Ellagic Acid Exerts Dual Action to Curb the Pathophysiological Manifestations of Sickle Cell Disease and Attenuate the Hydroxyurea-Induced Myelosuppression in Berkeley Mice Abhishek Gour, Dilpreet Kour, Ramajayan Pandian, Mahir Bhardwaj, Sanghapal D. Sawant, Ajay Kumar, Utpal Nandi ACS Pharmacology and Translational Science, 2023 The use of adjuvant therapy is an attractive approach to manage sickle cell disease (SCD) symptomatically. The present study aimed to investigate the potential of ellagic acid as an adjuvant therapy with hydroxyurea (HU), a key drug for SCD with myelosuppressive toxic effects. A panel of experiments was performed using SCD patient's blood (ex vivo) and transgenic mice model of SCD (in vivo). Ellagic acid exhibited the following beneficial pharmacological actions: (a) potent anti-sickling, polymerization inhibitory, and inherent non-hemolytic activity; (b) pronounced action to abrogate HU-induced neutropenia and to improve key hematological parameters during SCD (RBC, Hb, platelet levels); (c) considerable action to foster vascular tone (L-proline); (d) marked attenuating effect against oxidative stress (nitrotyrosine, hypoxanthine, MDA, GSH); (e) substantial inhibitory role against inflammation (analgesic activity and regulation of hemin, TNF-α, IL-1β, NF-κB/IκBα); (f) remarkable outcome of declining vaso-occlusive crisis (P-selectin, ERK1/2); (g) notable shielding deed against elevated biochemical marker for organ toxicity (creatinine); (h) noticeably prevented histopathological alterations of the spleen.

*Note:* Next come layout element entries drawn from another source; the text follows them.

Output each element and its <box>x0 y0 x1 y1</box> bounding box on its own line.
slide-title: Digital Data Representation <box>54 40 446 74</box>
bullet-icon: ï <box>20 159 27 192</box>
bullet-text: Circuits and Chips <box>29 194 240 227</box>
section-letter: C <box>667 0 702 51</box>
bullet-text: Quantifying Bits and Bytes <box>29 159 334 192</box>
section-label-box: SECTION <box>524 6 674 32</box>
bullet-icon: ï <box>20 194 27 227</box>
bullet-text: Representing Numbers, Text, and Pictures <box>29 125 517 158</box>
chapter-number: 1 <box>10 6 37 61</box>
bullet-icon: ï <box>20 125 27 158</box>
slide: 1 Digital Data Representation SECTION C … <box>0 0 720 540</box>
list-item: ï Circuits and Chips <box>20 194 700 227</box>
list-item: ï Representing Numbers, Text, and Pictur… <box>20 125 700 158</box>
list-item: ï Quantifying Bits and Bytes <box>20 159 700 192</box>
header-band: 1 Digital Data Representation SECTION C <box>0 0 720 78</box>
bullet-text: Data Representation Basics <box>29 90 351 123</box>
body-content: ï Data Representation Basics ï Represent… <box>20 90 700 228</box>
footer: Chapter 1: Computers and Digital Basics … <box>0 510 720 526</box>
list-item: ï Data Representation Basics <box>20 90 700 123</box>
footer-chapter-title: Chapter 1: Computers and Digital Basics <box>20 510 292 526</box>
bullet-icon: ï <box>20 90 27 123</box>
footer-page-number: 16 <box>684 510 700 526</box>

Additionally, the pharmacokinetic study results of HU in the presence and absence of ellagic acid using a mouse model demonstrate that ellagic acid could be safely co-administered with HU. Overall findings suggest that ellagic acid is a promising candidate for adjuvant therapy in SCD based on its own significant ability against SCD and potentiating capability of HU action via targeting improvement at the various stages of pathophysiological complications during SCD and minimizing HU-induced toxicological manifestations.